她不好意思地小聲辯解:「昨天是個意外嘛。」
夜無宸正託著她受傷的手臂輕輕穿過袖口,「怎麼樣,這裡還痛不痛?一會兒再用點藥。
溫念姝揚起笑臉,撒嬌般地抱住他,「有阿宸宸在,一點也不痛。」
夜無宸被她甜膩的模樣逗笑,捏了捏她的臉:「油嘴滑舌。」
用早膳時,氣氛溫馨。
夜無宸不時給她夾些精緻的小菜。
剛喫到一半,影三的聲音自門外清晰傳來:「主子。」
夜無宸夾菜的手微微一頓,放下筷子:「我去去就來。」
他拍了拍溫念姝的手背,起身走出膳廳。
門外廊下。
影三恭敬的壓低聲音稟報:「主子,昨日潛入張府的賊人身份未能查明。
此人行事極為謹慎老辣,善後老練,現場除了零星打鬥痕跡,沒有留下任何可供追蹤的線索,尤其是血跡,清理得乾乾淨淨。
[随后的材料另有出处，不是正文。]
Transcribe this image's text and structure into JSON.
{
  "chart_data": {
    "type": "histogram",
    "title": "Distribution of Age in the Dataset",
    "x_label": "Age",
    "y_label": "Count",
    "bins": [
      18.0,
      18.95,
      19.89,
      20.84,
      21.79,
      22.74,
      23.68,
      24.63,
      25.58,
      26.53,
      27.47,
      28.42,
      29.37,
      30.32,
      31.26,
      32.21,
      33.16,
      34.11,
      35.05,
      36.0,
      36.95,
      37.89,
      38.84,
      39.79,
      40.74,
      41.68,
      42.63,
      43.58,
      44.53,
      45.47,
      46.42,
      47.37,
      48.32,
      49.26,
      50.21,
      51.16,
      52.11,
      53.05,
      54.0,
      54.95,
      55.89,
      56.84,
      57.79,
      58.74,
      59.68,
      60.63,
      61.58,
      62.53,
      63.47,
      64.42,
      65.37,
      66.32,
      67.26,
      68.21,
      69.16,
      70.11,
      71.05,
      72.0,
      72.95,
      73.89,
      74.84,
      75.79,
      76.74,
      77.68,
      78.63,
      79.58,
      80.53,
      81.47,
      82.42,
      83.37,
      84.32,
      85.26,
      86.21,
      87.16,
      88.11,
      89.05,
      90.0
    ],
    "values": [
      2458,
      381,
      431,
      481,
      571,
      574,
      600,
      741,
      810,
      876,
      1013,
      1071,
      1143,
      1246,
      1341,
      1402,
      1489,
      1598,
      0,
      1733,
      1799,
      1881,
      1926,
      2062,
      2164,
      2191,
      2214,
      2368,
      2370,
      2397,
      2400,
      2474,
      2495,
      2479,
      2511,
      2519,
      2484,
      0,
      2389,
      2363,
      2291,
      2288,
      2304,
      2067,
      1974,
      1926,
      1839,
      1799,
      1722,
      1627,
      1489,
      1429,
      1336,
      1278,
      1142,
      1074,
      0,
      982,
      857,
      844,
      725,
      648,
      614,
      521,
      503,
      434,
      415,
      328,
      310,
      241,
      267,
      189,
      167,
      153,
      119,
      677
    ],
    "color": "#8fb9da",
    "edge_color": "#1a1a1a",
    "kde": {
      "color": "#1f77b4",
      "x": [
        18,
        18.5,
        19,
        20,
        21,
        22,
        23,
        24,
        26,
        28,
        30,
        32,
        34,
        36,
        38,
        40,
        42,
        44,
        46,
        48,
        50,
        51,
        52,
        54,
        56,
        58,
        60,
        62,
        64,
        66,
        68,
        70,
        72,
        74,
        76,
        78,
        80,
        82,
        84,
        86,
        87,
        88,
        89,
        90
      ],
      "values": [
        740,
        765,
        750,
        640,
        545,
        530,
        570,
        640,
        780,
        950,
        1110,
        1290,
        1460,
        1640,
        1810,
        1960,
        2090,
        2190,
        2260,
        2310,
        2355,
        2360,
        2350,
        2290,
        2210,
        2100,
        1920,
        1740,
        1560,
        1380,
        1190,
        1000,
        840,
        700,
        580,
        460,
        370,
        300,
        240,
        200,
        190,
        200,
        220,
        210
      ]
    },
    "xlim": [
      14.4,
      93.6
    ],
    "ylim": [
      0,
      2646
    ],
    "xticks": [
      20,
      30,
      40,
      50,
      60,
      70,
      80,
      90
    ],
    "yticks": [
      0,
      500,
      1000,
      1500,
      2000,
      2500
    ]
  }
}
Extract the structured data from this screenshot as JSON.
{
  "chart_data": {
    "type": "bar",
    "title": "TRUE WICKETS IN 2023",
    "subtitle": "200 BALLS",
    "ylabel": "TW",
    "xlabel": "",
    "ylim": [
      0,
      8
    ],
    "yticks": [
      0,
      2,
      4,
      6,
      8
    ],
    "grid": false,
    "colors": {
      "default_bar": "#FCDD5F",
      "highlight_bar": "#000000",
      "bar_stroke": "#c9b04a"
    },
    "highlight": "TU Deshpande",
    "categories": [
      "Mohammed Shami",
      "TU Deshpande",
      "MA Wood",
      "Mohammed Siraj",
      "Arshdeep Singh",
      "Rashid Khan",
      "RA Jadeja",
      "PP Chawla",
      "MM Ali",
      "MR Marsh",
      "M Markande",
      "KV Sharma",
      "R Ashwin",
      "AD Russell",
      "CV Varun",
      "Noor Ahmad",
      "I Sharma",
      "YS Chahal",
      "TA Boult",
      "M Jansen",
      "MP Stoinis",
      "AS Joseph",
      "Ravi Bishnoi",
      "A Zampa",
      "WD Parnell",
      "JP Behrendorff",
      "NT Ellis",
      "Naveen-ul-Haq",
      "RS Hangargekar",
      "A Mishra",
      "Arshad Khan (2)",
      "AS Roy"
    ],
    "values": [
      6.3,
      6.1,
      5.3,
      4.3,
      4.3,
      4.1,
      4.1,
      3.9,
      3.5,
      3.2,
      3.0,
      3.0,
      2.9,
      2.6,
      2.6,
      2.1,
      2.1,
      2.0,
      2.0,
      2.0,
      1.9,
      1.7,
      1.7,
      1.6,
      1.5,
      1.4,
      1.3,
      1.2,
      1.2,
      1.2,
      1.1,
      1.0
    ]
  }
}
賊人被箭矢擦傷左臂後負傷逃脫,行蹤極其隱蔽。目前唯一確定的,是張府庫房失竊了一批金銀細軟。」
夜無宸眸光沉沉,修長的手指在衣袖下無意識地捻動,「繼續留意。」
「是!」影三領命退下。
夜無宸返回膳廳時,溫念姝已經喫得差不多了。
她放下勺子,乖巧地說:「阿宸宸,你去忙吧,我真的沒事啦。有寒露露,霜降降,還有綠珠陪著我。
實在悶了,我還可以叫明嫣姐姐過來玩。我不想拖累阿宸宸,阿宸宸別擔心我。」
夜無宸走到她身邊,伸手撫了撫她柔順的發頂,柔聲叮囑:
「傻話,哪有拖累。我會儘快處理完,早些回來陪你。你的傷還沒好全,切記不可有大動作。
這兩日乖乖待在府裡休養,若是真想見明慧郡主,寒露去接她過來便是。」
溫念姝連連點頭:「好!我知道了。」
夜無宸這才放心離開。
他一走,寒露和霜降立刻圍了上來,兩人眼圈都是紅紅的。
「王妃,您可嚇死我了。」寒露聲音帶著後怕,「昨晚傷口看得我魂都快沒了。」
霜降也是一臉自責:「都是我們守夜不周,沒能及時進來,王妃,有什麼事一定要叫我們。」
溫念姝心中溫暖,笑著安慰:「沒事噠,我以後再也不犯迷糊了。而且阿宸宸給的藥特別靈,現在一點都不痛了。」
霜降聞言接口道:「那是自然,這玉肌生金瘡藥是王爺特意從軍中帶回來的祕方,專治外傷,無論是刀劍傷還是箭傷,止血生肌效果奇佳,配方極其珍貴難得。」